- 8 out of 10 parents say their children are impacted by at least one physical or mental health related issue
- More than half (54%) of all parents worry about children’s mental health (up from 50% in 2021)
- 63% think their kids are more aware than they were of big picture issues like the environment, mental health and gender diversity.
Leading health insurer, nib New Zealand (nib), has released further findings from its fourth annual State of the Nation Parenting Survey, revealing parents’ concerns for their children’s health and future.
The survey, which nib conducts annually with global research company One Picture, canvassed the views of 1,226 parents, step-parents and guardians of children under 18 from around the country.
The 2022 survey shows that parents worry about their kids’ health and wellbeing and whether they are doing a good job as parents.
Mental and physical health takes a hit
The nib survey found that 80% of parents say their children are impacted by at least one physical or mental health concern.
The key health issues troubling parents include sleep (33%), behavioural problems (28%) and viral infections (26%), which have an impact on almost 1 in 3 children. Almost a quarter of all parents who took part in the survey worry that their children are eating properly and exercising enough (24%), and just slightly fewer (23%) say they worry about their children’s mental health, especially children from intermediate school age.
The survey also revealed kids are bouncing back from the challenges of COVID lockdowns and learning to adjust to a “new normal”. Compared to 2021, fewer parents say their children struggle with regulating their emotions (26%, down from 32%).
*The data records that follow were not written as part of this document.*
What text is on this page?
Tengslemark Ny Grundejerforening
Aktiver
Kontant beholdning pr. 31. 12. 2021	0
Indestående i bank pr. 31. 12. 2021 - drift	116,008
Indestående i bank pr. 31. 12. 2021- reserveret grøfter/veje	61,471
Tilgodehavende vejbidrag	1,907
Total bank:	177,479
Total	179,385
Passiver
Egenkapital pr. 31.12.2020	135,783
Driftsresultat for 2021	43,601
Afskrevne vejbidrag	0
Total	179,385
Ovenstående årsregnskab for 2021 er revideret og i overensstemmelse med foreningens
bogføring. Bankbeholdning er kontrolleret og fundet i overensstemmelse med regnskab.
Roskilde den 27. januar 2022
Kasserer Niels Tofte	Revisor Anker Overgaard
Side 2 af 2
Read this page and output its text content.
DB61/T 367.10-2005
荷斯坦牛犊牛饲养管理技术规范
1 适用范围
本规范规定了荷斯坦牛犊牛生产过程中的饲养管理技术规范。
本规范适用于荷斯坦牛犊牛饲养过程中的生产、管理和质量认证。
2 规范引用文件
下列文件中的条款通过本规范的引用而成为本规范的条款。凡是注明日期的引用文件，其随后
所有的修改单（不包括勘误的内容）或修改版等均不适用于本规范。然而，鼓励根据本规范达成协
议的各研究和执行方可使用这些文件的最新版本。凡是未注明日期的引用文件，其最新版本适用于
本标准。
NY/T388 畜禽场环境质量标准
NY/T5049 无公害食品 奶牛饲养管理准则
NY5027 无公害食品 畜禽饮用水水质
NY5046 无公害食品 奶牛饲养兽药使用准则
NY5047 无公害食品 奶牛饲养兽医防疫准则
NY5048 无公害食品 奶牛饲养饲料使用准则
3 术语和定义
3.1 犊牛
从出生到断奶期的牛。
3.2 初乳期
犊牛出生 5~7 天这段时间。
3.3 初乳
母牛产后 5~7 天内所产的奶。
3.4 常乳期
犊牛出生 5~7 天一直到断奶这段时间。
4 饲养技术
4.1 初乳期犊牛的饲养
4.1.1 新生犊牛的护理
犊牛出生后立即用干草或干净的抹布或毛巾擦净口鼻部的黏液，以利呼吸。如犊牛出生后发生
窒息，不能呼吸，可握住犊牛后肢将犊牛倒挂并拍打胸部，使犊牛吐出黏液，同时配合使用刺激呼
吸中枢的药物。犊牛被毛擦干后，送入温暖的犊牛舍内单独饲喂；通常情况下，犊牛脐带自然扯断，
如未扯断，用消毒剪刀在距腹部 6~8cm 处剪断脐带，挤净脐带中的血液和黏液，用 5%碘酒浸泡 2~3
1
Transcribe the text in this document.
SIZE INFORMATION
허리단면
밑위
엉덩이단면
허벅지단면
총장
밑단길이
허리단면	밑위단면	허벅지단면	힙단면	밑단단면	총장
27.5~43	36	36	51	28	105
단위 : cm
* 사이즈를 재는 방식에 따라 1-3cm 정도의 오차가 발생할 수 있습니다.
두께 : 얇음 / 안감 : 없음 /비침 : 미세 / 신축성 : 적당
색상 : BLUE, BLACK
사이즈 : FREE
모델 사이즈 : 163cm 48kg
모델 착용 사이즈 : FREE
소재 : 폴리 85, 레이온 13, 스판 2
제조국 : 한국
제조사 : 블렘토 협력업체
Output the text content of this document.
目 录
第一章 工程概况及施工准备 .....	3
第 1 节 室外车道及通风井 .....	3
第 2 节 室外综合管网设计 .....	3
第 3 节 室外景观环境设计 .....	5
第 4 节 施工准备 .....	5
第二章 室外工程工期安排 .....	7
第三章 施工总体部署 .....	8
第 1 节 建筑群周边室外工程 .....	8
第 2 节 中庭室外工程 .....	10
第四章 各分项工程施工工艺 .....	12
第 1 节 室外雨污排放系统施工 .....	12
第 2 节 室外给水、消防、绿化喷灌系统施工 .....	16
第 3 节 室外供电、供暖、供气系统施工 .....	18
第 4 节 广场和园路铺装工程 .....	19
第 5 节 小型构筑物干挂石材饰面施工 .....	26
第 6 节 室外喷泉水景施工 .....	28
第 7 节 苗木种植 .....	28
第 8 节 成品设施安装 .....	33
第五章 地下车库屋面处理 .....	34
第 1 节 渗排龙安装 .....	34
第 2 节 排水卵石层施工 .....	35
nib New Zealand Chief Executive Officer, Rob Hennin, said support exists to help parents who are worried about the health of their children.
“It’s confronting to see parents so concerned,” Mr Hennin said. “But it’s also great to see kids bouncing back after the pandemic, which shows a lot of resilience among our young people.”
More awareness among children
Despite concerns, more than half (59%) of parents who responded to the survey feel equipped to prepare their child for the future. They’re confident they can support their child to learn the physical (62%) and mental skills (61%) they need over their lifetime.